Q4,A: It is important for the client to get medical advice about contra-indications so then the client is aware on what he/she should and should not be doing.
Q5,A: It is not our duty as fitness professionals to diagnose any medical conditions, if we do think client needs a check up before commencing a program it is our duty to refer them to medical professionals.
Q6,A: For self awareness on what exercises client is able to perform, what happened and current situation of health.
Q7,A: If a client is unsure about a contra-indication proper explanation is important that if you do a particular exercise it will harm the injured or weak area of the body which can lead to some ill after effects.
Q8,A: Before a client starts a training program under a personal trainer it is important that the trainer explains fully on what is going to be involved when training embarks, just to back yourself a legal form/disclaimer should be filled in that the trainer will train you to the best of his/her knowledge, if any contra-indications from training the trainer is not liable.

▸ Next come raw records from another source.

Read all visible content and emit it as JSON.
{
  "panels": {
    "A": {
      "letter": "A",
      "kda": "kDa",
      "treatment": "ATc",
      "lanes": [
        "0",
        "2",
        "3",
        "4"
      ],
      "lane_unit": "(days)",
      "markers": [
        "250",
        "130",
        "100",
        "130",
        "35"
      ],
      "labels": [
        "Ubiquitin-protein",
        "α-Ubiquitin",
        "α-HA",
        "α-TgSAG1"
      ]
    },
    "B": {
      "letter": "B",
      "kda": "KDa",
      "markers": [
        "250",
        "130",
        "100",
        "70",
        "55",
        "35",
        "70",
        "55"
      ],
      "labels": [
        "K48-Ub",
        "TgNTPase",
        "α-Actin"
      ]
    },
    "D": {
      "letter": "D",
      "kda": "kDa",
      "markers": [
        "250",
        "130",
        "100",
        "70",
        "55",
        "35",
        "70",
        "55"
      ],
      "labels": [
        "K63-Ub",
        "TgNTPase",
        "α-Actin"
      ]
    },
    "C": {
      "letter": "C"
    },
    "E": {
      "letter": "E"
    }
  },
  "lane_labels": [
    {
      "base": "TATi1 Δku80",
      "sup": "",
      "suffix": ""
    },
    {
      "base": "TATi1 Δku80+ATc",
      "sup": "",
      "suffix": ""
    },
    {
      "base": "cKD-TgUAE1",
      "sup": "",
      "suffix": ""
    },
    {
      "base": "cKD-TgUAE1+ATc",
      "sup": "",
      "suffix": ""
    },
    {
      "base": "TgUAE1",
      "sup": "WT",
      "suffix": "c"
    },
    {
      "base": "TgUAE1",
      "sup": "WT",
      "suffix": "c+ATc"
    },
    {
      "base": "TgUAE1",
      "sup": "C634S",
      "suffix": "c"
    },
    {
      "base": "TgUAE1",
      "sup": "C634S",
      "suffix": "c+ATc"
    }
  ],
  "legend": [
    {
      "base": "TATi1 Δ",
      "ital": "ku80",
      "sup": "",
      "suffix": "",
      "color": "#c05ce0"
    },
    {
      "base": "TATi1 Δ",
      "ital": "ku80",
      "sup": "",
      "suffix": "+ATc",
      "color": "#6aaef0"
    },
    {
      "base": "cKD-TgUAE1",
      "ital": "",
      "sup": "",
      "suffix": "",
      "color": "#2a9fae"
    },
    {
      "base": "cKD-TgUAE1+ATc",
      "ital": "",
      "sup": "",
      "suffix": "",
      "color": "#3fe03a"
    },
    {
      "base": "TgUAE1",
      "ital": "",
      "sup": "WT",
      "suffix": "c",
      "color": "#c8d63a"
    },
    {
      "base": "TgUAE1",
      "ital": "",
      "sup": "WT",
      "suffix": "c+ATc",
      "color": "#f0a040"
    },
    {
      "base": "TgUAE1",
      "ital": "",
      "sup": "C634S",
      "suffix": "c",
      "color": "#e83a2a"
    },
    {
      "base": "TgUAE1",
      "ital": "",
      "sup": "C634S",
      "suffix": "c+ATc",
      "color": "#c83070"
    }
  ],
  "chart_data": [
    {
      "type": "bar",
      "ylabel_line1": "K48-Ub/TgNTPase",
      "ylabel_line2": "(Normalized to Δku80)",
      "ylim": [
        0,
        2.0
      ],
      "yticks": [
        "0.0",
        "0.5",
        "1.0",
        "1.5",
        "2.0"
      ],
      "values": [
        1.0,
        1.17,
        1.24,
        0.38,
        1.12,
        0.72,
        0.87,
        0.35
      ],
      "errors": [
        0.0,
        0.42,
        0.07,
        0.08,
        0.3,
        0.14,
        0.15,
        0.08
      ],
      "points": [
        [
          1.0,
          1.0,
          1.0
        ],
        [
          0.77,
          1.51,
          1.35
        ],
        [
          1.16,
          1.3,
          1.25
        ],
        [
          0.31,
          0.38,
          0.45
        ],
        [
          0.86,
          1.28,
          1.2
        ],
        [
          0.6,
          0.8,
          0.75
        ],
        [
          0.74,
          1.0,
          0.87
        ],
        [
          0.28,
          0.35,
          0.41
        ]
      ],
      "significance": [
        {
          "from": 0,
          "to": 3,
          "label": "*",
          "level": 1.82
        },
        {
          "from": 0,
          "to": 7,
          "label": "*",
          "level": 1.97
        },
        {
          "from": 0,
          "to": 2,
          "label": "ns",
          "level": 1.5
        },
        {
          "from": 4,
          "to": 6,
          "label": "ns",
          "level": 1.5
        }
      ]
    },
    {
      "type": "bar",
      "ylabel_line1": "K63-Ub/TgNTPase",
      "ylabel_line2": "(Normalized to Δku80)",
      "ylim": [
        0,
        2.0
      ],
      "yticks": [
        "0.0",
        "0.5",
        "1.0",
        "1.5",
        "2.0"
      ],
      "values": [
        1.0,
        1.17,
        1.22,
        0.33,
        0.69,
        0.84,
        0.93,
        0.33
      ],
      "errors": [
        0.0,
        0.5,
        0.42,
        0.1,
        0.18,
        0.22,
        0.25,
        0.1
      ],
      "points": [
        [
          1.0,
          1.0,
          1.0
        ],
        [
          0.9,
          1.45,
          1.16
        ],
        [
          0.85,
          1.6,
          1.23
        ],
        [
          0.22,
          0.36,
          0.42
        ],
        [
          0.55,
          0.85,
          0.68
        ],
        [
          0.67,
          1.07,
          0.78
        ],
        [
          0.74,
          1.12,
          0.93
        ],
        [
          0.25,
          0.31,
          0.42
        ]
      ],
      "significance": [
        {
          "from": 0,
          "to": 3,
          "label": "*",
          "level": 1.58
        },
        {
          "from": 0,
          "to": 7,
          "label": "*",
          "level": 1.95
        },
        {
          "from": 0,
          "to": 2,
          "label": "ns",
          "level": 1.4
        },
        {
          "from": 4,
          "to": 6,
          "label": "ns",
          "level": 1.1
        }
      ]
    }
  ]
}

Q9,A: A contra-action is a normal reaction to training/treatment, especially if the client is a first timer.
Q10,A: Muscular aches due to the fibers responding to training, tiredness as the body mind are not used to physical exertion, feeling sleepy due to training.
Q11,A: Drink water at regular intervals to eliminate toxins and to keep muscles hydrated proper nutrition to promote recovery, have a massage, swim, spa to help relaxation that will also help you feel less tired and sleepy.